Building a Sinatra App

As the second major assessment project for the Flatiron School Learn Verified program, I was required to build a Sinatra app following the model-view-controller structure, using a database and ActiveRecord, with user accounts. I’ve come to look forward to these end-of-section final projects: coming up with an independent idea and implementing it from the ground up has been pretty fun and rewarding.

I decided to follow the theme of my CLI Ruby gem project, and build a “Costume Closet” app for keeping track of a user’s replica costumes. The model associations of the app quickly fell into place: users have many costumes, costumes belong to a media source and a user.

After some tough bug-squashing in earlier Sinatra labs, I was surprised by how smoothly this app came together. I tested in the browser as I went with the help of a gem called Shotgun (which allows you to refresh a page to see changes, no need to restart the local server), and a gem called Tux that allows you interact with the database and ActiveRecord in the terminal. But I didn’t run into any real brainbending issues. (Just the usual assortment of typos and silly quickly-fixed mistakes.)

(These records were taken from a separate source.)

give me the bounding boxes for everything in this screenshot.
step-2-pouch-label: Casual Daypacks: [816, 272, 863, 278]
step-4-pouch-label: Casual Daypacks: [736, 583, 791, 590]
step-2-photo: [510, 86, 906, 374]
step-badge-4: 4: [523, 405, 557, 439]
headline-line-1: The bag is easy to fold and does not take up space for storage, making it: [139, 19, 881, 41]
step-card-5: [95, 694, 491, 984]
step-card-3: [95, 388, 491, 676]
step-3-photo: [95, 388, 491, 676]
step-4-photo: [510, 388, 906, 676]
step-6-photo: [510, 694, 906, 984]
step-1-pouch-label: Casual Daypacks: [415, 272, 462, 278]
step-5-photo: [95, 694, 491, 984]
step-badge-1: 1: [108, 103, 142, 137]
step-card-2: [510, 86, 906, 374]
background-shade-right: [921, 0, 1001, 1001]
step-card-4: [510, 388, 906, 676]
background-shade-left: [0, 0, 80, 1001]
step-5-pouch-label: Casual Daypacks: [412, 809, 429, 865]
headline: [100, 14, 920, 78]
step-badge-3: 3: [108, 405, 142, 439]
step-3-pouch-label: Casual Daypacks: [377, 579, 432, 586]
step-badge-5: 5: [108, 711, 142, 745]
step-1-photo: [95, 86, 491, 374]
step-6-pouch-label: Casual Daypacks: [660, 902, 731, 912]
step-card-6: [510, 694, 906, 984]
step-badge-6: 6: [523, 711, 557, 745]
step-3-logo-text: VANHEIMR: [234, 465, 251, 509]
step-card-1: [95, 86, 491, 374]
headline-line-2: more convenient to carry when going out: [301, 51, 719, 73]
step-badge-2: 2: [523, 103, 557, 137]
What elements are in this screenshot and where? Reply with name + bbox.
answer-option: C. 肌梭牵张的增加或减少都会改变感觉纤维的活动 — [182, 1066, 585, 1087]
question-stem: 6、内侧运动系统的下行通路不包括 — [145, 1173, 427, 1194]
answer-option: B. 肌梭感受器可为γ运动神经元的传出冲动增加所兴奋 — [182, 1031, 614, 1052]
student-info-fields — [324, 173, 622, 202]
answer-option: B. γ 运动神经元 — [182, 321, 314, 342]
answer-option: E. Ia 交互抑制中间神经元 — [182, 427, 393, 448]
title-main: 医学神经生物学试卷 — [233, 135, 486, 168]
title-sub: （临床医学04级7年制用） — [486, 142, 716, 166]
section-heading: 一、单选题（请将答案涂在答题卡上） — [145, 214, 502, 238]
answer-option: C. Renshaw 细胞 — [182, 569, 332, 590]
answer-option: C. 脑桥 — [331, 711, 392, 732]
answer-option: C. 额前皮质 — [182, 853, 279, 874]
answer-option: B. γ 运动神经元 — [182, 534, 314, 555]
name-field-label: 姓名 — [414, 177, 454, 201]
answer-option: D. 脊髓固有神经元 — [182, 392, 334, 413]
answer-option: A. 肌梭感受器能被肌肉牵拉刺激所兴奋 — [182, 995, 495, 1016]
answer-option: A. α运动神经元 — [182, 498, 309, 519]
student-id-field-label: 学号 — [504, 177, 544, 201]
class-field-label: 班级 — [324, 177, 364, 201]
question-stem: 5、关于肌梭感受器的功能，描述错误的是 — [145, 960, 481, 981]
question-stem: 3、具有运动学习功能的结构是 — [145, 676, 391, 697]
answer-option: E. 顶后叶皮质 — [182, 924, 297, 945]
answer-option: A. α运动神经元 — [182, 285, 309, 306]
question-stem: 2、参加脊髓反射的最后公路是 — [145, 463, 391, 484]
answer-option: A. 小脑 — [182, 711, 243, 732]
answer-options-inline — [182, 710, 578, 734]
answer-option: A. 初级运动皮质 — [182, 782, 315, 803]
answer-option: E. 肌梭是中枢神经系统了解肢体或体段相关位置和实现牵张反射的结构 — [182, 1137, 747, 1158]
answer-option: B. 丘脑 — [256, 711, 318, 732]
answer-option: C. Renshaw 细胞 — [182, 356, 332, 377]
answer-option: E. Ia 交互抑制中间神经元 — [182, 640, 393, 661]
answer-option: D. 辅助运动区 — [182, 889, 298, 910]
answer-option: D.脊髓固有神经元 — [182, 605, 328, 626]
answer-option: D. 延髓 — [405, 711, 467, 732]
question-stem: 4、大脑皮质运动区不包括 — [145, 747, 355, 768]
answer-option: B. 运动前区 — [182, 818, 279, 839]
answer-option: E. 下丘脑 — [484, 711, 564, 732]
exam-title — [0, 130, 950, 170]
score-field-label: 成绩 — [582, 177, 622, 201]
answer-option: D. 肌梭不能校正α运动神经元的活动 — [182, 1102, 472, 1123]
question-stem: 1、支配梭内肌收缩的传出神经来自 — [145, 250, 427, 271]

I opted this time to concentrate solely on functionality. Yes, this is a web app, but I chose to write only the bare-bones HTML necessary to made the app readable and working. No fancy css or colors – there will be time for that later, and I believe it’s more important to make my app work than to make it pretty.

I can see there are a lot of ways this kind of basic app could be expanded and built upon, and look forward to streamlining the process in Rails – the next section of curriculum I’ll be tackling!